The BBC is not just responsible for its UK TV channels, radio stations and news sites. It also produces the BBC World Service and its various foreign language services, including BBC Arabic. The latter broadcasts from London and Cairo and has had a litany of issues with anti-Israel bias. Many of the guests appearing on BBC Arabic have posted blatantly anti-Semitic material on social media.

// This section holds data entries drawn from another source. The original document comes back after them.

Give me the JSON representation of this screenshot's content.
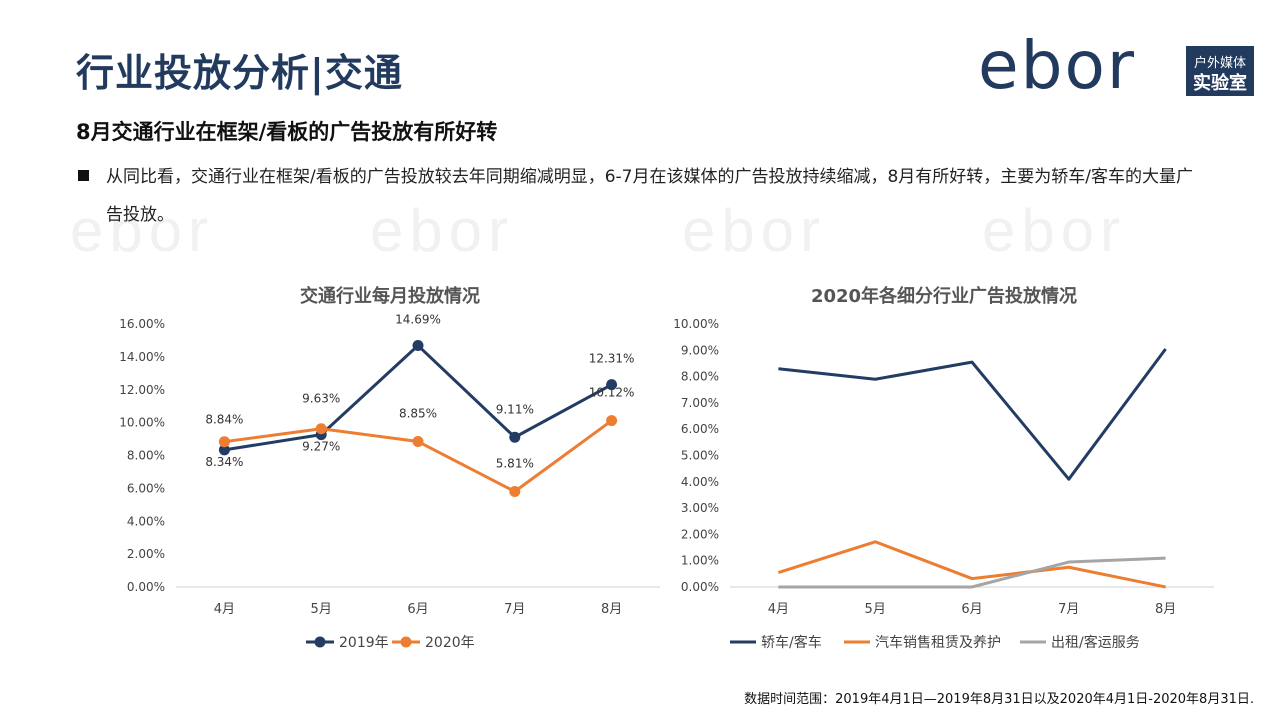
{
  "header": {
    "title": "行业投放分析|交通",
    "logo": {
      "wordmark": "ebor",
      "badge_line1": "户外媒体",
      "badge_line2": "实验室"
    }
  },
  "subtitle": "8月交通行业在框架/看板的广告投放有所好转",
  "bullet": "从同比看，交通行业在框架/看板的广告投放较去年同期缩减明显，6-7月在该媒体的广告投放持续缩减，8月有所好转，主要为轿车/客车的大量广告投放。",
  "footnote": "数据时间范围：2019年4月1日—2019年8月31日以及2020年4月1日-2020年8月31日.",
  "chart_data": [
    {
      "type": "line",
      "title": "交通行业每月投放情况",
      "categories": [
        "4月",
        "5月",
        "6月",
        "7月",
        "8月"
      ],
      "ylim": [
        0,
        16
      ],
      "yticks": [
        0,
        2,
        4,
        6,
        8,
        10,
        12,
        14,
        16
      ],
      "ytick_labels": [
        "0.00%",
        "2.00%",
        "4.00%",
        "6.00%",
        "8.00%",
        "10.00%",
        "12.00%",
        "14.00%",
        "16.00%"
      ],
      "grid": false,
      "legend": "bottom",
      "series": [
        {
          "name": "2019年",
          "color": "#233c64",
          "values": [
            8.34,
            9.27,
            14.69,
            9.11,
            12.31
          ],
          "labels": [
            "8.34%",
            "9.27%",
            "14.69%",
            "9.11%",
            "12.31%"
          ]
        },
        {
          "name": "2020年",
          "color": "#ed7d31",
          "values": [
            8.84,
            9.63,
            8.85,
            5.81,
            10.12
          ],
          "labels": [
            "8.84%",
            "9.63%",
            "8.85%",
            "5.81%",
            "10.12%"
          ]
        }
      ]
    },
    {
      "type": "line",
      "title": "2020年各细分行业广告投放情况",
      "categories": [
        "4月",
        "5月",
        "6月",
        "7月",
        "8月"
      ],
      "ylim": [
        0,
        10
      ],
      "yticks": [
        0,
        1,
        2,
        3,
        4,
        5,
        6,
        7,
        8,
        9,
        10
      ],
      "ytick_labels": [
        "0.00%",
        "1.00%",
        "2.00%",
        "3.00%",
        "4.00%",
        "5.00%",
        "6.00%",
        "7.00%",
        "8.00%",
        "9.00%",
        "10.00%"
      ],
      "grid": false,
      "legend": "bottom",
      "series": [
        {
          "name": "轿车/客车",
          "color": "#233c64",
          "values": [
            8.3,
            7.9,
            8.55,
            4.1,
            9.05
          ]
        },
        {
          "name": "汽车销售租赁及养护",
          "color": "#ed7d31",
          "values": [
            0.55,
            1.72,
            0.32,
            0.75,
            0.0
          ]
        },
        {
          "name": "出租/客运服务",
          "color": "#a5a5a5",
          "values": [
            0.0,
            0.0,
            0.0,
            0.95,
            1.1
          ]
        }
      ]
    }
  ]
}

The BBC’s chairman since last year, Samir Shah, has acknowledged that problems with BBC Arabic may exist and that they need investigating: “I think this whole business of how we’ve covered Israel-Gaza is a proper thing to examine thoroughly.” The corporation has repeatedly been willing to acknowledge that a problem exists and that something should be done — but then nothing really happens. It takes comfort in the fact that anti-Israel extremists also attack the BBC for what they see as bias.
The BBC’s line is that it must be impartial, but the real test for its Israel coverage is not how it covers domestic politics but how it covers other international conflicts. Compare its coverage with Gaza to its reporting on Russia’s invasion of Ukraine. And there is simply no comparison. Don’t get me wrong. The BBC’s coverage of the Ukraine war has been brilliant, but it does not feel the endless need to appear evenhanded. When Russia bombards Kyiv and towns in eastern Ukraine, it does not feel-duty bound to put Kremlin representatives on our screens defending these attacks. But on Israel, whatever Hamas does, BBC feels the need to give the terrorists airtime.
Does the BBC have a problem with Jews? Well, it certainly does little to reassure that it does not have a problem with Israel. Ensuring fair reporting of the Middle East both by the BBC domestically and its Arabic language service needs addressing as part of the corporation’s charter renewal.




It would be interesting to compare coverage on BBC Arabic to coverage on regular BBC.